If you have irregular cycles or known conditions that might affect your fertility, such as blocked tubes, PCOS, endometriosis or a past history of serious medical problems, start at least a year earlier. Remember, pregnancies are not always easy or complication-free, so give yourself plenty of time to get over a miscarriage or other complications.
2) Take control
If you haven’t found Mr. Perfect at age 30 (or even Mr. Passably-OK), consider freezing your eggs.
If you have found Mr. Perfect and are over our recommended timeline by two years, but still can’t commit to trying for a baby, consider freezing your embryos.
Both these options presume you have good financial resources, the ability to travel (the Ministry of Health does not allow eggs to be frozen without a medical reason) and can take at least three weeks off work.
Let’s say these boats have sailed and you are now 39. You had your first baby at 37 and were guilted by the WHO into breastfeeding for two years but now you’ve been trying to get pregnant for the past six months without success. You need to take action!
3) Self help
Stop breastfeeding. As un-PC as this sounds, breastfeeding for prolonged periods in older mothers is a major contributor to secondary infertility. Be clear about the consequences and your priorities. Does your child need six more months of breast milk or a sibling?
Stop travelling. The work and travel schedule of both parties can interfere with your chances of pregnancy. Commit to a number of tries per six months. Get organised and plan your time. Use ovulation predictors if they work for you.
De-stress. Go on holiday, do regular exercise, acupuncture, yoga, tai chi, hire another helper — whatever it takes, do it!
4) Professional help
Still not pregnant? At this point, you need a diagnosis and a management strategy. Diagnosis of secondary infertility can be divided broadly into two groups.
The lucky first timers are couples with underlying primary infertility problems (PCOS, low sperm count and endometriosis) but the first time around these problems were offset by youth and dare we say, enthusiasm. The absence of youth as well as the interval progression of the underlying condition may reveal itself as secondary infertility on the second attempt at pregnancy.
The unlucky second timers, on the other hand, are couples that had no underlying fertility issues but in the intervening time between pregnancies something changed. For example, a caesarean delivery causes a reduction in pregnancy rates compared with vaginal delivery. There are also complications related to miscarriages and ectopic pregnancies.
The biggest enemy is delay and denial. How aggressive you are depends on your age. If you have not gotten pregnant within six months of trying, get help. Have a timeline and a plan for investigations and treatment and if you’re still not pregnant after a year, IVF is probably necessary.
Management can involve a little bit of tweaking as opposed to full on IVF. Be clear with your gynaecologist what you are prepared to do. Look at your strengths and weaknesses, that is, can you afford to throw money at the problem or are you better throwing time and effort at the problem?
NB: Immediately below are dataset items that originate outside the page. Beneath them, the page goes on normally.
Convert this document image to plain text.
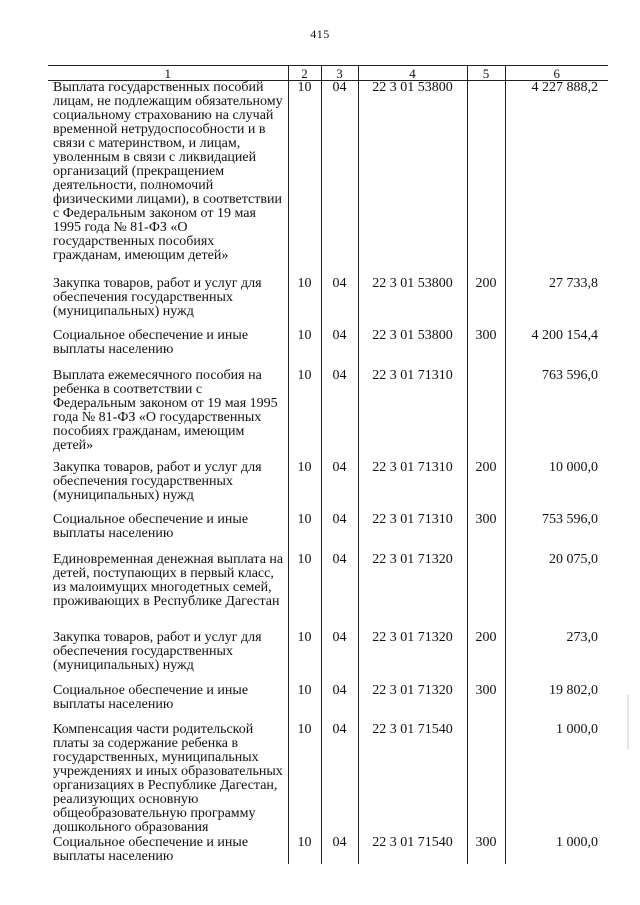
415
1	2	3	4	5	6
Выплата государственных пособий лицам, не подлежащим обязательному социальному страхованию на случай временной нетрудоспособности и в связи с материнством, и лицам, уволенным в связи с ликвидацией организаций (прекращением деятельности, полномочий физическими лицами), в соответствии с Федеральным законом от 19 мая 1995 года № 81-ФЗ «О государственных пособиях гражданам, имеющим детей»	10	04	22 3 01 53800		4 227 888,2
Закупка товаров, работ и услуг для обеспечения государственных (муниципальных) нужд	10	04	22 3 01 53800	200	27 733,8
Социальное обеспечение и иные выплаты населению	10	04	22 3 01 53800	300	4 200 154,4
Выплата ежемесячного пособия на ребенка в соответствии с Федеральным законом от 19 мая 1995 года № 81-ФЗ «О государственных пособиях гражданам, имеющим детей»	10	04	22 3 01 71310		763 596,0
Закупка товаров, работ и услуг для обеспечения государственных (муниципальных) нужд	10	04	22 3 01 71310	200	10 000,0
Социальное обеспечение и иные выплаты населению	10	04	22 3 01 71310	300	753 596,0
Единовременная денежная выплата на детей, поступающих в первый класс, из малоимущих многодетных семей, проживающих в Республике Дагестан	10	04	22 3 01 71320		20 075,0
Закупка товаров, работ и услуг для обеспечения государственных (муниципальных) нужд	10	04	22 3 01 71320	200	273,0
Социальное обеспечение и иные выплаты населению	10	04	22 3 01 71320	300	19 802,0
Компенсация части родительской платы за содержание ребенка в государственных, муниципальных учреждениях и иных образовательных организациях в Республике Дагестан, реализующих основную общеобразовательную программу дошкольного образования	10	04	22 3 01 71540		1 000,0
Социальное обеспечение и иные выплаты населению	10	04	22 3 01 71540	300	1 000,0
Get support and make sure you have the emotional reserve to go through the tough fertility treatments. Most good practices will have a psychologist to help you if you need it. Make sure the person giving you advice does not have a conflict of interest or if they do at least make sure they own up to it. Consider IVF in other countries as it may be cheaper! Remember if you are not married you cannot undergo IVF in Singapore, so bottom line? Plan ahead and consult a doctor early.